Pop Goes the Linguist

June 22, 2013
Posted by Jay Livingston

In the Pittsburgh of my youth, soft drinks were “pop” or sometimes “soda pop.”  In college, I found myself among New Yorkers, who ordered a “soda” and made fun of the native Bostonians who called it “tonic” (pronounced “tawnic”)

A few weeks ago, this linguistic map* was making the rounds of the Internet.  It confirms my own impression (though it omits the tonic). 

Today I went to the Yankees-Rays** game, where I saw this.

“Pop” in the Bronx?  I am at a loss to even guess how this word choice might have happened. The mad men with the Pepsi account are probably New Yorkers.  The audience, even if this was today’s national TV game, would be heavily from New York and Florida, both in soda territory. Frankly, I'm puzzled.


* The map is from a set created by Joshua Katz   from survey data gathered Bert Vaux. You can see all 22 maps here.

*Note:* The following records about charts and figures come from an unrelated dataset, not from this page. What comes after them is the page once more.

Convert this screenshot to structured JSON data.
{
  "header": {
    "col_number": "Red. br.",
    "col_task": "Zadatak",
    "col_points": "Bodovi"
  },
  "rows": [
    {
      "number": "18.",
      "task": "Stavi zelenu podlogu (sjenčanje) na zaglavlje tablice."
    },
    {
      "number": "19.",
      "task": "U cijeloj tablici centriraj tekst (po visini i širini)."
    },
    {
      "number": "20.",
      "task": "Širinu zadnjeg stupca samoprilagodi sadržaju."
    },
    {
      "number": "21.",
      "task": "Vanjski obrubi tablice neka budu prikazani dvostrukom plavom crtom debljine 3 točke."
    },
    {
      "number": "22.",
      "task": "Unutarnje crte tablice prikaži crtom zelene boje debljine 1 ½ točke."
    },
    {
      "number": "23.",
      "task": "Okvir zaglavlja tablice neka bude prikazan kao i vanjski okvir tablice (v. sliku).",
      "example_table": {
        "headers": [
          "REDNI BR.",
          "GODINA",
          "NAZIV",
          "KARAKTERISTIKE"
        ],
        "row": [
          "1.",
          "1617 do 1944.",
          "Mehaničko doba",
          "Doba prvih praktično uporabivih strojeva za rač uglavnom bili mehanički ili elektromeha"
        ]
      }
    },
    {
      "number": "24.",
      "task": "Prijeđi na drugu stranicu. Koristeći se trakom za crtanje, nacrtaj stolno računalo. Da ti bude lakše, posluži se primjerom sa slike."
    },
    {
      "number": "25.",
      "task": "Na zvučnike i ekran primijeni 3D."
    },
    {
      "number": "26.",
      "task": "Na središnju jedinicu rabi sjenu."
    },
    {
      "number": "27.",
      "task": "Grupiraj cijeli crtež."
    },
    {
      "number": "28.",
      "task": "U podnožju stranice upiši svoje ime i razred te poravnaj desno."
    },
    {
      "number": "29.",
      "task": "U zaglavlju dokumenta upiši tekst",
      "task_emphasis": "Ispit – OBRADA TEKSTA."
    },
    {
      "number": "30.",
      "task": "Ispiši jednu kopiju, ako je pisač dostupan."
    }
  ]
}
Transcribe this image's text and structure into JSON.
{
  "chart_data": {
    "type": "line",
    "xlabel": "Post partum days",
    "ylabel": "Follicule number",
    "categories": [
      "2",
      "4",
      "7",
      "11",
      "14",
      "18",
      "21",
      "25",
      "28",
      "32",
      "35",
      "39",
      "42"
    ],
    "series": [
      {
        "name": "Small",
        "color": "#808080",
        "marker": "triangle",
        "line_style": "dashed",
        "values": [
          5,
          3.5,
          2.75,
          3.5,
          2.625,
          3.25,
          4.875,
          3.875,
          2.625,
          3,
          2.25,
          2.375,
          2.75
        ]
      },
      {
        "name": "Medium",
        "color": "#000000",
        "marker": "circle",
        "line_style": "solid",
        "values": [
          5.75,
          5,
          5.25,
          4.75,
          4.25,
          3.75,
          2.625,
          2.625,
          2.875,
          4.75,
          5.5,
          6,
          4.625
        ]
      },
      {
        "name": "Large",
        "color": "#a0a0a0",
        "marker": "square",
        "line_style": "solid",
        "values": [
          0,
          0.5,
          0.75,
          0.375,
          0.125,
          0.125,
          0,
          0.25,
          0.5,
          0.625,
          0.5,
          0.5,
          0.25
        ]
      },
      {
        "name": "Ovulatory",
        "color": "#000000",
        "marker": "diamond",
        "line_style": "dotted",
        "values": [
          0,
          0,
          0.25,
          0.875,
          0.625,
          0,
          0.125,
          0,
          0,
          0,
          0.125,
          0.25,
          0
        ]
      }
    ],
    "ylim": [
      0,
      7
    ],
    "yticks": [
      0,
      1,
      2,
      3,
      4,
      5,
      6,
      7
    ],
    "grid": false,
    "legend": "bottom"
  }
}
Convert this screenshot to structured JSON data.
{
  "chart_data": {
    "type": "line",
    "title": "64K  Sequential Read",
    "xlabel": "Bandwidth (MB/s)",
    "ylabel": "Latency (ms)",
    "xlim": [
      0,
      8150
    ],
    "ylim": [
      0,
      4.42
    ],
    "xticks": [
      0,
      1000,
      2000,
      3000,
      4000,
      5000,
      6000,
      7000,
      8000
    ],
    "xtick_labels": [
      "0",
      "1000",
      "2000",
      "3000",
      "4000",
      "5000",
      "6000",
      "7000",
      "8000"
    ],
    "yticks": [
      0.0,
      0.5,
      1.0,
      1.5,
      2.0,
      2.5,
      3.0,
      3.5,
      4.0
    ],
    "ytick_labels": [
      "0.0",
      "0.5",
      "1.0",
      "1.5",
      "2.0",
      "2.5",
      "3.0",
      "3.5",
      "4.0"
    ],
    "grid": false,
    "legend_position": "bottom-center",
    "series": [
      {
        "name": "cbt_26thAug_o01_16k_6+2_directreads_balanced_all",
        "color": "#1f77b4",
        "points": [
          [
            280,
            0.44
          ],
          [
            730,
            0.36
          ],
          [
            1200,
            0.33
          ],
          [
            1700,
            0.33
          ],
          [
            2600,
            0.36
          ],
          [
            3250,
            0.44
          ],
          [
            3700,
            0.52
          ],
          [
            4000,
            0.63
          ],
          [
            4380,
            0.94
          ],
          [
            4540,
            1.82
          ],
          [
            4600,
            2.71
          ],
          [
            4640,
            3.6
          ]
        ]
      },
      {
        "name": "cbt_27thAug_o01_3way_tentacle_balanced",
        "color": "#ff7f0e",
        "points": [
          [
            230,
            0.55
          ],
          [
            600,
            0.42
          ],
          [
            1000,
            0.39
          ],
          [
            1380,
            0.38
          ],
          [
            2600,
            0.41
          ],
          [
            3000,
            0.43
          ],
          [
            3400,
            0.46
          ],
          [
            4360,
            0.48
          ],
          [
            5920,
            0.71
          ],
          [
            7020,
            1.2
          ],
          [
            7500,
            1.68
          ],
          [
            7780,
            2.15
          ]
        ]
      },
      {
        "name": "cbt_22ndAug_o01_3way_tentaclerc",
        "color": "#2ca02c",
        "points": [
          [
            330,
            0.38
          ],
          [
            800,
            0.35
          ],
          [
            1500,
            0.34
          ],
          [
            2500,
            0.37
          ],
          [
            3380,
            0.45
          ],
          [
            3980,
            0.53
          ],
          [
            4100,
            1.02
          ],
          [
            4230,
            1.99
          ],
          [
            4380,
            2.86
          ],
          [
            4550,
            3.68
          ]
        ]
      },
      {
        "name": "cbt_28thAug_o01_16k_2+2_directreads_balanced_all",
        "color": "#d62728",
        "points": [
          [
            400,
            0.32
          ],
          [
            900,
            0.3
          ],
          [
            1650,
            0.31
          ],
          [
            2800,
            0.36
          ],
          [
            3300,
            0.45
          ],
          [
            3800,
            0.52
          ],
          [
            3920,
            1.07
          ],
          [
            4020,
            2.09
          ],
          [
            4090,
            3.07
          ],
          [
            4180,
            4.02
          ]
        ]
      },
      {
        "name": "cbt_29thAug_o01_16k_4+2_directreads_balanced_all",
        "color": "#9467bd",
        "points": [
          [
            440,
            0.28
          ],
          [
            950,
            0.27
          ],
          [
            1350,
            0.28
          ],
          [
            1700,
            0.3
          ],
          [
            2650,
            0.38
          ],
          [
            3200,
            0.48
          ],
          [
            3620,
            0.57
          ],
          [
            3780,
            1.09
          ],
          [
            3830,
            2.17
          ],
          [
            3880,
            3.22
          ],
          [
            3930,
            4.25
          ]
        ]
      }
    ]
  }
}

** The team was originally the Devil Rays.  I can find no confirmation for the idea that the cause of this casting out of devils was pressure from religious conservatives.  The owner, Stuart Sternberg, explained the new name “We are now the ‘Rays’ – a beacon that radiates throughout Tampa Bay and across the entire state of Florida.”  To my own ear, a team of Rays suggests not a beacon but instead a line-up might with stars like Bradbury, Kurzweil, Charles, and others.